When it comes to refinancing a mortgage for cooperative corporation or swinging a loan for a condo association, creativity is the name of the game. And some co-op/condo boards get quite inventive — like the co-op that found a bank willing to give a 30-year mortgage that can be renegotiated every five years. How can you get creative and find the right loan or mortgage for your cooperative or condominium's needs? Well, just follow the examples of these condo and co-op boards, who did what responsible boards typically do: played with the numbers, looked at the ability of their shareholders / unit-owners to pay and asked themselves and their professional advisers, "What works best for us?"

In this two-part guide to creative refinancing — and it's not "creative accounting," believe us! — we'll first tell you about three boards who worked out great mortgages, and then later today three boards who worked out great loans.

 

THE BANK MORTGAGE

The Garrison Apartments, Harlem, Manhattan, 29 units

THE NEED The building needed a great deal of work: façades, windows, electrical upgrades, new laundry, sidewalk, back yard, courtyard, and the roof.

AMOUNT RAISED AND LOAN DETAILS The co-op obtained a $1.6 million mortgage, plus half-a-million credit line, at 4¾ percent interest over 10 years.

LENDER AND/OR MORTGAGE BROKER  The lender was NCB; the broker was Patrick Niland, principal of the First Funding Group.

Often described as the first African-American co-op, this building was built in 1910 and converted in 1929; it is six stories high, originally with four apartments per floor (Adam Clayton Powell Sr. was part of the original co-op.) Constructed as a grand residence, the building saw its apartments broken up over the years into smaller units. Nonetheless, apartments were still selling at prices ranging from $450,000 to over $800,000 when First Funding's Patrick Niland was hired.

financial flavors - bank mortgage

He worked with board president Dakota Tippings to develop a financing plan and attended several shareholder meetings at which the five-member board met with the shareholders and discussed different financing options. The meetings, says Niland, "were contentious, with lots of different opinions. There were people who had lived in the building for a long, long time, many of whom were on a fixed income, and they were very vocal.
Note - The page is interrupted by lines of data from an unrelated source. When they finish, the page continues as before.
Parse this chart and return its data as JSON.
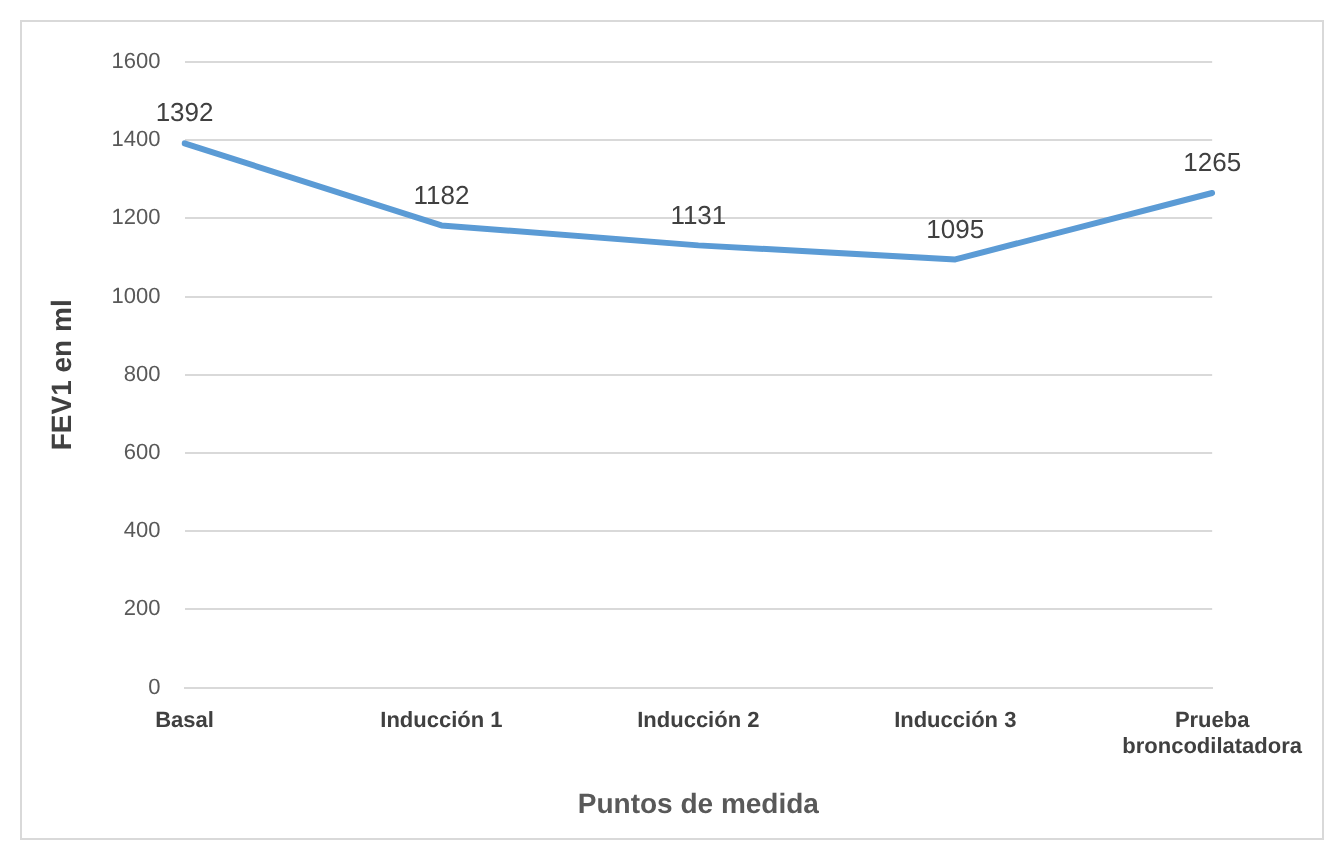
{
  "chart_data": {
    "type": "line",
    "xlabel": "Puntos de medida",
    "ylabel": "FEV1 en ml",
    "categories": [
      "Basal",
      "Inducción 1",
      "Inducción 2",
      "Inducción 3",
      "Prueba broncodilatadora"
    ],
    "series": [
      {
        "color": "#5b9bd5",
        "values": [
          1392,
          1182,
          1131,
          1095,
          1265
        ]
      }
    ],
    "ylim": [
      0,
      1600
    ],
    "yticks": [
      0,
      200,
      400,
      600,
      800,
      1000,
      1200,
      1400,
      1600
    ],
    "grid": "y",
    "legend": false,
    "marker": "none",
    "line_style": "solid",
    "data_labels": true
  }
}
They didn't want to see their maintenance going up, and really didn't see the need for a lot of the work that was proposed. Then there were people who were more recent purchasers, who had paid a lot for their units and were disturbed at the deterioration of the building, and were also focused on maintaining and protecting their investment. They were not interested in doing things in installments, in less than high-quality, top-notch work. There was a lot of infighting over what should be done. It took a great deal of orchestrating on the part of the president to get all these people to agree."

Niland and the treasurer worked closely together; she was "extraordinarily helpful. Between the president and the treasurer, they were able to finesse an agreement," the broker observes. One important factor: because they didn't have an existing loan in place, they would have had the additional problem of the city's recording tax — $60,000 in this instance — if they hadn't gone with NCB, which is exempt from that tax.

 

THE INTEREST-ONLY MORTGAGE

Northridge Co-op Section 3, Jackson Heights, 400 units

THE NEED Extensive Local Law 11 work (new roofs, new parapets), elevator repairs required.

AMOUNT RAISED AND LOAN DETAILS $10 million, interest-only loan for 10-year term, 30-year amortization (six years ago) at 5.76 percent interest; took out second $2 million mortgage for 2-year term to expire with the first mortgage

LENDER AND/OR MORTGAGE BROKER Wells Fargo; Richard Cohen, Saturn Realty, mortgage broker

financial flavors - interest only mortgage

When Delorme saw how much work was needed in this co-op, the board solicited proposals from different banks. Wells Fargo offered a 10-year, interest-only loan, amortized over 30 years. Says Delorme: "My theory is that you'll always have a mortgage because you'll always have work to do. The days of paying it off are gone. At the end of the 10 years, they just refinance again. If you amortize over 30 years, the dent into your mortgage payment is almost nothing, so why give the bank anything [beyond interest]? Do interest-only."